LIGONIER, Pa. — Ligonier Valley Police Chief John Berger is at the center of a federal investigation after a raid at the police department last week. Chief John Berger is now on administrative leave and assistant chief, Mike Matrunic is acting chief.
The township’s solicitor tells Channel 11, the chief’s department cruiser and cell phone were seized as a part of that raid involving PA State Police and the Department of Homeland Security. The DHS tells Channel 11 that search warrants were executed in the township last week, along with the Ligonier Valley Police Department.
Those warrants are sealed, but Ligonier Township’s solicitor tells Channel 11 that Chief Berger is the only subject of the investigation.
The news of the raid at the police department hit this small community hard since so many people we talked to know the chief personally.
“Having known John, having known him to be trustworthy, I trust him,” Kathy Acklin said.
Acklin is also a former intelligence officer and worked for the DHS. She says she’s stunned and wants to reserve judgement until she has all the facts
“He’s always been very fair with us,” Acklin added. “I really would like to know exactly what’s going on and if perhaps there is some kind of misunderstanding.”
Dr. John Cencich is a professor and criminologist at PennWest University. While no one in the public knows what’s in those sealed warrants, Dr. Cencich shared his expertise.
“The three areas that get law enforcement and officers in trouble the most are money, guns and drugs,” Dr. Cencich added.

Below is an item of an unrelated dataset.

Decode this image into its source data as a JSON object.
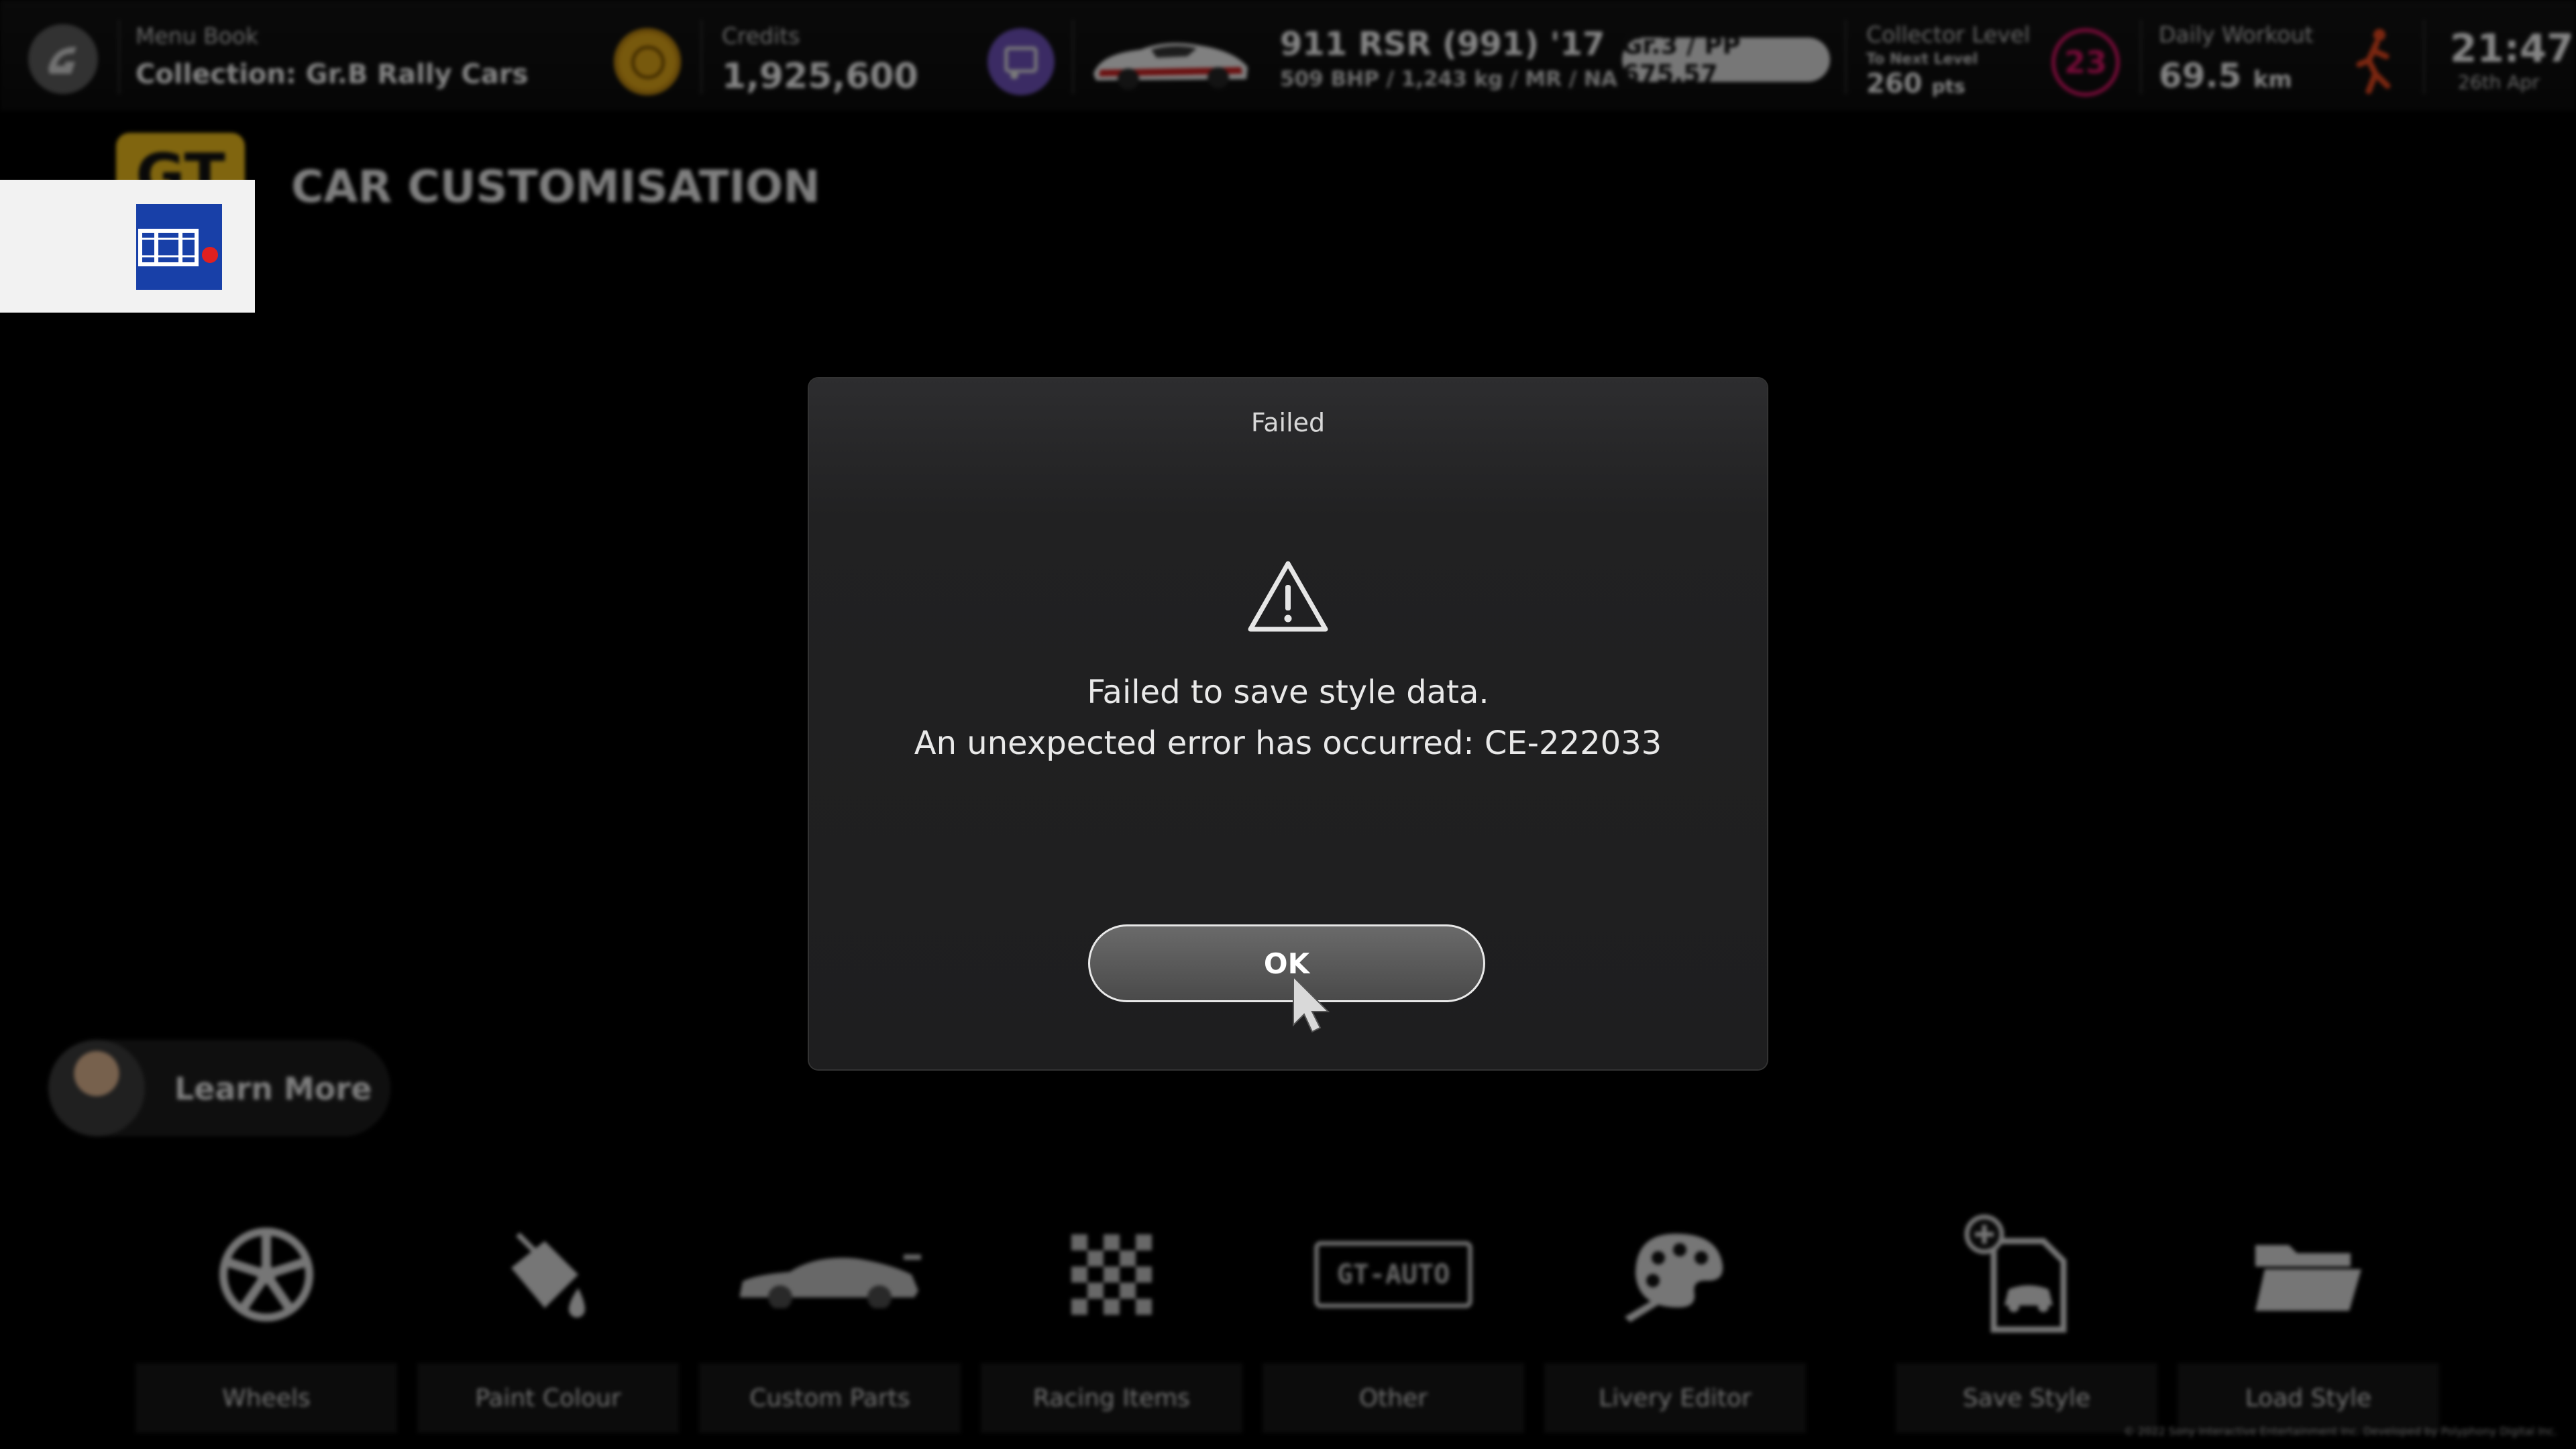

This comes five months after the former Greensburg Police Chief Shawn Denning was indicted on federal drug charges, leaving the community and many in his own department stunned.
“When that trust is shattered, when that badge is shattered, it has an impact that transcends the entire community,” Cencich added.
As for the investigation centered around Chief Berger, there’s a meeting Tuesday night to determine his future with the department.
“When the fed gov’t executes that search warrant, their ducks are normally in a row,” Cencich added. “They have it all lined up. They’re ready to go , they don’t wing it. There’s probably a lot that will come to light sooner than later.”